Environmental groups and others have tried to make a connection between the use of 2,4-D today and Agent Orange during the Vietnam War. The component of that jungle herbicide mix connected to health issues of Vietnamese and U.S. soldiers was 2,4,5-T, not 2,4-D. Regulators banned 2,4,5-T decades ago.
Bowling and Gaesser said there is concern a similar finding on 2,4-D “will only lead to more confusion and concern” about that broadleaf herbicide, as well as about glyphosate.
“These two substances play an especially important role in corn and soybean farming as they allow us to manage weeds in a sustainable way,” the two farmers said in their statement.
“The IARC exists to review health and safety data to decide whether something could (not will or is even likely to) be carcinogenic. IARC creates confusion and unnecessary fear amongst (sic) the public by using narrowly-focused data removed from real-world situations to find almost everything that it reviews as potentially carcinogenic, including drinking coffee, using aloe vera, or working the late shift.
“IARC does not take the regulations and use patterns around herbicides that allow them to be implemented safely into consideration. While IARC may be fulfilling its narrow charge, its findings are easily misrepresented and misunderstood… These important herbicides — glyphosate, 2,4-D and others under review — have been the subject of hundreds of scientific studies and regulatory reviews. Government regulatory agencies charged with protection of public health in more than 100 countries have evaluated the science and concluded that 2,4-D and glyphosate do not increase health risks when used as directed.

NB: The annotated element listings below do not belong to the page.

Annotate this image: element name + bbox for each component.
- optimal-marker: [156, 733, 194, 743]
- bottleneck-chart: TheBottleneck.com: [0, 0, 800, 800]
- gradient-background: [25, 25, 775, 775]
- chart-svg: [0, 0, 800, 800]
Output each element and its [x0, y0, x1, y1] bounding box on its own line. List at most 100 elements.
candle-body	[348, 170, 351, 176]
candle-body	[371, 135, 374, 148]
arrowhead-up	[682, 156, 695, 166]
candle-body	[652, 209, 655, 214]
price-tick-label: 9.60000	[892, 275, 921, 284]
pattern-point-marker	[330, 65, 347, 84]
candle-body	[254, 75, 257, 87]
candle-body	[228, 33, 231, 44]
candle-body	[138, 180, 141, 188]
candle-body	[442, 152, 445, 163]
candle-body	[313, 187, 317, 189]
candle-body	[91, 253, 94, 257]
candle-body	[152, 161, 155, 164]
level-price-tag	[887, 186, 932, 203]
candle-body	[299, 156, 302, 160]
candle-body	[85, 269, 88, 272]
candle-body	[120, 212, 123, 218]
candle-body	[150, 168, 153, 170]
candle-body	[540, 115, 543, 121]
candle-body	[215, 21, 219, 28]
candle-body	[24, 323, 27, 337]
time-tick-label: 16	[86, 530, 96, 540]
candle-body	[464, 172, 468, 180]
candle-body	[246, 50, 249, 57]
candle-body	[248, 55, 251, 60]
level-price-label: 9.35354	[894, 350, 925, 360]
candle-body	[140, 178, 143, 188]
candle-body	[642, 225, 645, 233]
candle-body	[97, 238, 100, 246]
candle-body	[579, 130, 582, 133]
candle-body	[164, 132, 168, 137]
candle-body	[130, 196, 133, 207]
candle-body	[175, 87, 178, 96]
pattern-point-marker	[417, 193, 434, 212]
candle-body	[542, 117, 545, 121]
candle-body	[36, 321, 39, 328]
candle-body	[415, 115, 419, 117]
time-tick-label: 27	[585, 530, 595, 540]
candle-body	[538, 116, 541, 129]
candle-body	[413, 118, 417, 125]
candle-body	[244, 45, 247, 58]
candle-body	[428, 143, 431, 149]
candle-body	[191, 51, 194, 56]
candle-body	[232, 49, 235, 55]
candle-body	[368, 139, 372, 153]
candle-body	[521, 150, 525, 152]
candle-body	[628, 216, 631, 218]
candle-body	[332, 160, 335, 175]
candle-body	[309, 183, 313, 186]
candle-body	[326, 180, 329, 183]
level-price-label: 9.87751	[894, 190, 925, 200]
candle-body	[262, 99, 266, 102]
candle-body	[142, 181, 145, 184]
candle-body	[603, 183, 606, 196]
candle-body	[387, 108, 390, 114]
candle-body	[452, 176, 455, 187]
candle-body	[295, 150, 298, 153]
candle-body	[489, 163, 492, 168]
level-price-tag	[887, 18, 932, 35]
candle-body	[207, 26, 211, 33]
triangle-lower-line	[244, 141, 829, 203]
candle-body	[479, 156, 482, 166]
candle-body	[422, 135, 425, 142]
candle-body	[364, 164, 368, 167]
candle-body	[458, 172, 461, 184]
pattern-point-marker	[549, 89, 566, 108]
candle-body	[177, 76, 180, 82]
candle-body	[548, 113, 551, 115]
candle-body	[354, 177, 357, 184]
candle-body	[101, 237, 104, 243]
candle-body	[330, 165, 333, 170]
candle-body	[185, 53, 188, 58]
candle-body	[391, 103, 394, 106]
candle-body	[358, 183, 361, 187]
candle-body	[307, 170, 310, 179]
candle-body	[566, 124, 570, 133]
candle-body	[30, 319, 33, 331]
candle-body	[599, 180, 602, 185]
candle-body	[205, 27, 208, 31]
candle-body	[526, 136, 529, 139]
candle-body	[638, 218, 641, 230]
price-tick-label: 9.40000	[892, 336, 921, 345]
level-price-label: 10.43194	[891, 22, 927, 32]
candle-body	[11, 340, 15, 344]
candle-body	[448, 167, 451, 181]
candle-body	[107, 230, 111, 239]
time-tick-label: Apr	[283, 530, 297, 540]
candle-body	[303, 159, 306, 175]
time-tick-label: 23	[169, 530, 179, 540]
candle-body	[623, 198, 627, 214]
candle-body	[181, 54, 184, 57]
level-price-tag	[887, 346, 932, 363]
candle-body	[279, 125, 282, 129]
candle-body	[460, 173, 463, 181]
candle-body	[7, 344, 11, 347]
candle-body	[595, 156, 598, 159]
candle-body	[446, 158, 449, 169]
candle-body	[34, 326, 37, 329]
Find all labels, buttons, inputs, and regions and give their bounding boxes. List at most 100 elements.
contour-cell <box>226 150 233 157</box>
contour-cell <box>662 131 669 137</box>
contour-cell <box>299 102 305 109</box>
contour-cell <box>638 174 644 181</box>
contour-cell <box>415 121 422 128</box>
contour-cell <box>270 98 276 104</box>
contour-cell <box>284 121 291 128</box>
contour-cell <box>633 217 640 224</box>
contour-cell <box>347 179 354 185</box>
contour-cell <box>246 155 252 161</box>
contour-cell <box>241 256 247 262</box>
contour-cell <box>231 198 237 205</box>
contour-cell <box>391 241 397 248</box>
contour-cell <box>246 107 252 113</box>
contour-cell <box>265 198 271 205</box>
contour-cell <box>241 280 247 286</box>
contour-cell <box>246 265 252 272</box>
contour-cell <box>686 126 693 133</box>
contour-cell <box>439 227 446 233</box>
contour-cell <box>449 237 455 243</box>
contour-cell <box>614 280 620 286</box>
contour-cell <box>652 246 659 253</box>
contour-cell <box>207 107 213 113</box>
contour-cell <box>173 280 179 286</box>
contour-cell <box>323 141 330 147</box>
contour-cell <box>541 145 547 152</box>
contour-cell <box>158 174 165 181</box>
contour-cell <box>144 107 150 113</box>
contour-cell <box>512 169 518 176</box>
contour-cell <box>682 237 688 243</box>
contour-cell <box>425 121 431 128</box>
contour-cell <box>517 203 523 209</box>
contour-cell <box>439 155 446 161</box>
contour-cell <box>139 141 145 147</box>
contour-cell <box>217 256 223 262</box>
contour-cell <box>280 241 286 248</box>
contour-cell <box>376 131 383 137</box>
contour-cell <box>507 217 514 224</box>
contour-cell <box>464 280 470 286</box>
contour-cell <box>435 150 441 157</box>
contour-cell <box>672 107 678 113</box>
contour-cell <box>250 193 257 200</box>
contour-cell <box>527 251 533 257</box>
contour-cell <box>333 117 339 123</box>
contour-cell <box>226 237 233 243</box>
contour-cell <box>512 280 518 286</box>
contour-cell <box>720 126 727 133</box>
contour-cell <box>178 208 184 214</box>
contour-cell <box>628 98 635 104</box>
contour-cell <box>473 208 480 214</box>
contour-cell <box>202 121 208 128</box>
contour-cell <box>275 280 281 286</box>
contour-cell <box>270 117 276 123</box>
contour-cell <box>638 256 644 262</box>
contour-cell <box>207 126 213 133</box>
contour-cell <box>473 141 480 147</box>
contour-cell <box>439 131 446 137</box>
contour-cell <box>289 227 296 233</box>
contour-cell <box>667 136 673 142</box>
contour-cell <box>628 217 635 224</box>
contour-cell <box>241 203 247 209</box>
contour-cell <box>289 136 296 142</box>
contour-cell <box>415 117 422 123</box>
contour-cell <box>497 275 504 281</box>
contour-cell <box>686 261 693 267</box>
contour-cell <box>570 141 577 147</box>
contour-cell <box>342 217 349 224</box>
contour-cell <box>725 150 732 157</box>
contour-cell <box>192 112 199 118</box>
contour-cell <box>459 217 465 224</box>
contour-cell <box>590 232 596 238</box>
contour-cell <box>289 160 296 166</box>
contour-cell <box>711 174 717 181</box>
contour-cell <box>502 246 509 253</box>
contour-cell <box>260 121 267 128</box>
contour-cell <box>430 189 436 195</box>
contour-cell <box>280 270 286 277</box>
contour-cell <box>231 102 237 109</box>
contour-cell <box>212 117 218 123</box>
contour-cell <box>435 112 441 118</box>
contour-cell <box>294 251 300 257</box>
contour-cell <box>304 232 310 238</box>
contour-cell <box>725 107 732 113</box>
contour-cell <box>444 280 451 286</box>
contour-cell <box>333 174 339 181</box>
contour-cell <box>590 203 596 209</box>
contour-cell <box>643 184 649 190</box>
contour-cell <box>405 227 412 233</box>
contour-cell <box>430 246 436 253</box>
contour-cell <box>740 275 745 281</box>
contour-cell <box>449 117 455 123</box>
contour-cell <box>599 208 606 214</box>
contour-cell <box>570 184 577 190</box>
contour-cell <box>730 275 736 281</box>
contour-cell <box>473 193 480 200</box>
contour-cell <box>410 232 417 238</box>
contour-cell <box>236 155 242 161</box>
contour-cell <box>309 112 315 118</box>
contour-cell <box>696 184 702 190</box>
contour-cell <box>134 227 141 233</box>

“In fact, no government in the world considers them carcinogens... Farmers across the country work the land with their families and aim to pass it on to the next generation. We place a high value on the safety of the products we use and the crops we grow because we value the safety of both our families and yours.”
In a media backgrounder released earlier this week, the Industry Task Force on 2,4-D said the chemical “has been thoroughly and continually evaluated by health and safety regulators in 89 countries. Based on ongoing and continually updated scientific study, health and safety authorities — including U.S. Environmental Protection Agency, Health Canada, the European Food Safety Authority and the World Health Organization — continue to find that 2,4-D meets modern safety standards.”
The task force said a 1996 USDA study concluded that if 2,4-D was no longer available to farmers, increased costs to fight weeds and potentially resulting higher food costs would total about $1.6 billion annually. The chemical has been used to control invasive and noxious weeds in agriculture since 1945. It and glyphosate are also among the most-used herbicides in residential and turfgrass situations, though the IARC and other criticisms are directed mostly at commercial agriculture.
New formulations of 2,4-D are the foundation of the latest genetically engineered corn and soybean crops aimed at combatting weeds that have evolved to be resistant to glyphosate. Those and similar seed-herbicide packages, which are just coming to market, have increased the debate over the safety of older, growth-regulator herbicides.
The IARC is not tasked with regulating pesticides and other chemicals, the task force backgrounder pointed out.
“The body responsible for conducting risk assessments of pesticides for regulatory purposes is the Joint FAO/WHO Meeting on Pesticide Residues,” the task force said in the backgrounder.
“The JMPR has been reviewing pesticides since 1963 and has reviewed 2,4-D five times using the most recent and updated data. Most recently, the JMPR has concluded that 2,4-D is not genotoxic and that there is no evidence of carcinogenicity. In this point, there is widespread agreement among health and safety regulators in 89 countries. Not one health and safety regulator in the world considers 2,4-D to be a carcinogen.”